Topladığı bulaşıkları makineye yerleştirmek üzere eğildiğinde kulağına çalınan,
-Bebeği bin dokuz yüz doksan dört yılının Mayıs ayının yirmi dördünde Cami'i Kebir'in avlusuna bırakmıştım sözlerini duyunca istemsizce dönüp televizyona baktı.Bu onun bebekken bulunduğu tarih ve yere uyuyordu.
Televizyon ekranındaki kırklı yaşlardaki ufak tefek kadına bakınca, kendisine olan benzerliği karşısında donup kaldı.Bu kadın onun annesi olabilir miydi ?
-Hayır hayır...dedi kendi kendine küçücük bebeğini gecenin bir vaktinde bir cami avlusuna terk eden bir kadının zaten anne sıfatını almaya bile hakkı yok... diye düşündü.

Ekranda sürekli göz yaşı döküp, geçmişte yaptığı bu cahillikten söz ederek af dileyen bu kadına bakmaya bile tahammül edemeyince, televizyonu hemen kapattı.Masaya çökerken kalbi deli gibi çarpıyotdu.

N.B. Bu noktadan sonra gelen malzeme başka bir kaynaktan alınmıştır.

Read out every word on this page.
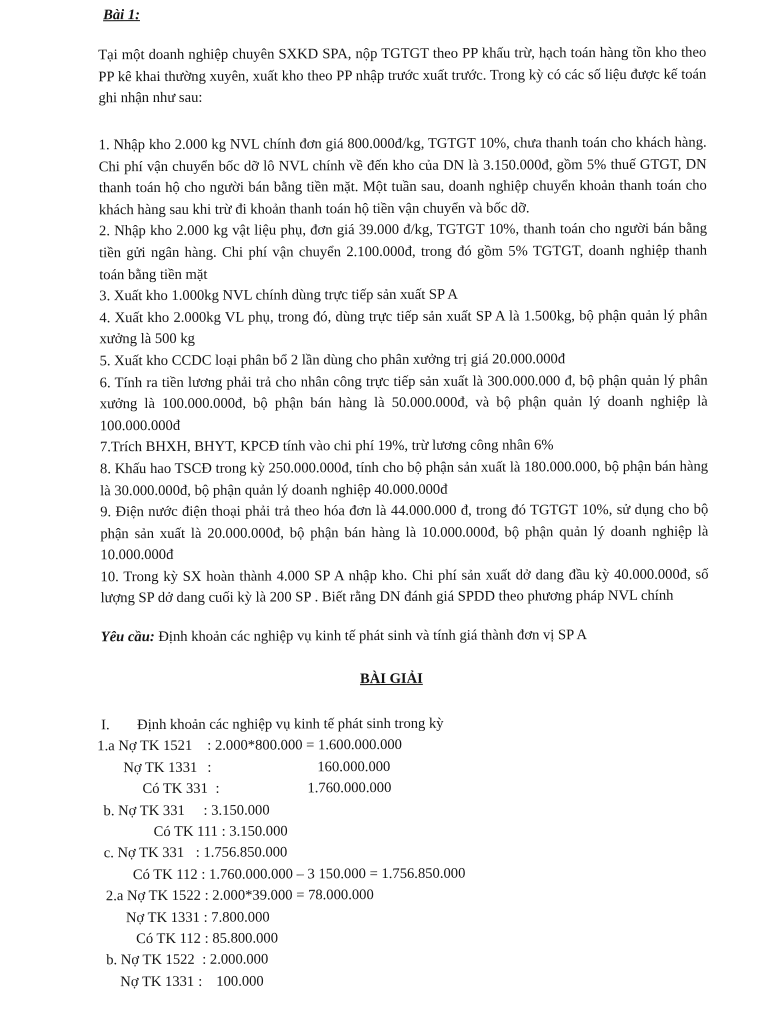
Bài 1:
Tại một doanh nghiệp chuyên SXKD SPA, nộp TGTGT theo PP khấu trừ, hạch toán hàng tồn kho theo PP kê khai thường xuyên, xuất kho theo PP nhập trước xuất trước. Trong kỳ có các số liệu được kế toán ghi nhận như sau:

1. Nhập kho 2.000 kg NVL chính đơn giá 800.000đ/kg, TGTGT 10%, chưa thanh toán cho khách hàng. Chi phí vận chuyển bốc dỡ lô NVL chính về đến kho của DN là 3.150.000đ, gồm 5% thuế GTGT, DN thanh toán hộ cho người bán bằng tiền mặt. Một tuần sau, doanh nghiệp chuyển khoản thanh toán cho khách hàng sau khi trừ đi khoản thanh toán hộ tiền vận chuyển và bốc dỡ.

2. Nhập kho 2.000 kg vật liệu phụ, đơn giá 39.000 đ/kg, TGTGT 10%, thanh toán cho người bán bằng tiền gửi ngân hàng. Chi phí vận chuyển 2.100.000đ, trong đó gồm 5% TGTGT, doanh nghiệp thanh toán bằng tiền mặt

3. Xuất kho 1.000kg NVL chính dùng trực tiếp sản xuất SP A

4. Xuất kho 2.000kg VL phụ, trong đó, dùng trực tiếp sản xuất SP A là 1.500kg, bộ phận quản lý phân xưởng là 500 kg

5. Xuất kho CCDC loại phân bổ 2 lần dùng cho phân xưởng trị giá 20.000.000đ

6. Tính ra tiền lương phải trả cho nhân công trực tiếp sản xuất là 300.000.000 đ, bộ phận quản lý phân xưởng là 100.000.000đ, bộ phận bán hàng là 50.000.000đ, và bộ phận quản lý doanh nghiệp là 100.000.000đ

7.Trích BHXH, BHYT, KPCĐ tính vào chi phí 19%, trừ lương công nhân 6%

8. Khấu hao TSCĐ trong kỳ 250.000.000đ, tính cho bộ phận sản xuất là 180.000.000, bộ phận bán hàng là 30.000.000đ, bộ phận quản lý doanh nghiệp 40.000.000đ

9. Điện nước điện thoại phải trả theo hóa đơn là 44.000.000 đ, trong đó TGTGT 10%, sử dụng cho bộ phận sản xuất là 20.000.000đ, bộ phận bán hàng là 10.000.000đ, bộ phận quản lý doanh nghiệp là 10.000.000đ

10. Trong kỳ SX hoàn thành 4.000 SP A nhập kho. Chi phí sản xuất dở dang đầu kỳ 40.000.000đ, số lượng SP dở dang cuối kỳ là 200 SP . Biết rằng DN đánh giá SPDD theo phương pháp NVL chính

Yêu cầu: Định khoản các nghiệp vụ kinh tế phát sinh và tính giá thành đơn vị SP A
BÀI GIẢI
I. Định khoản các nghiệp vụ kinh tế phát sinh trong kỳ
1.a Nợ TK 1521 : 2.000*800.000 = 1.600.000.000
Nợ TK 1331 :	160.000.000
Có TK 331 :	1.760.000.000
b. Nợ TK 331 : 3.150.000
Có TK 111 : 3.150.000
c. Nợ TK 331 : 1.756.850.000
Có TK 112 : 1.760.000.000 – 3 150.000 = 1.756.850.000
2.a Nợ TK 1522 : 2.000*39.000 = 78.000.000
Nợ TK 1331 : 7.800.000
Có TK 112 : 85.800.000
b. Nợ TK 1522 : 2.000.000
Nợ TK 1331 : 100.000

Alnında biriken ter damlalarını silmeye çalışırken, aklına doluşan onlarca soruyla başa çıkmakta zorlanıyordu.O, bunca yıl boyunca ailesine kavuşmayı deli gibi arzularken, diğer yandan da, onların olmadığına inandırmıştı kendini.Bir gün aniden ortaya çıkarlarsa onlara nasıl davranması gerektiğini hayal bile edememişti. Eğer, annesini bulursa mutlaka babası ve belki varsa kardeşlerini de tanıma imkanı bulacaktı.Bu ihtimal onun yüreğinde öfkeyle karışık bir sevinç yaratmıştı.Fakat kalbi çocukluğundan beri bir garip bir kuş gibi örselenmiş ve çoğu zaman hayal kırıklıklarıyla kanamıştı. Şimdi böyle bir olasılık yangın yerine serpilen kar taneleri gibi bir ferahlama hissi yaratsa da, bir sürü karışık duygunun arasında bocalayıp duruyordu.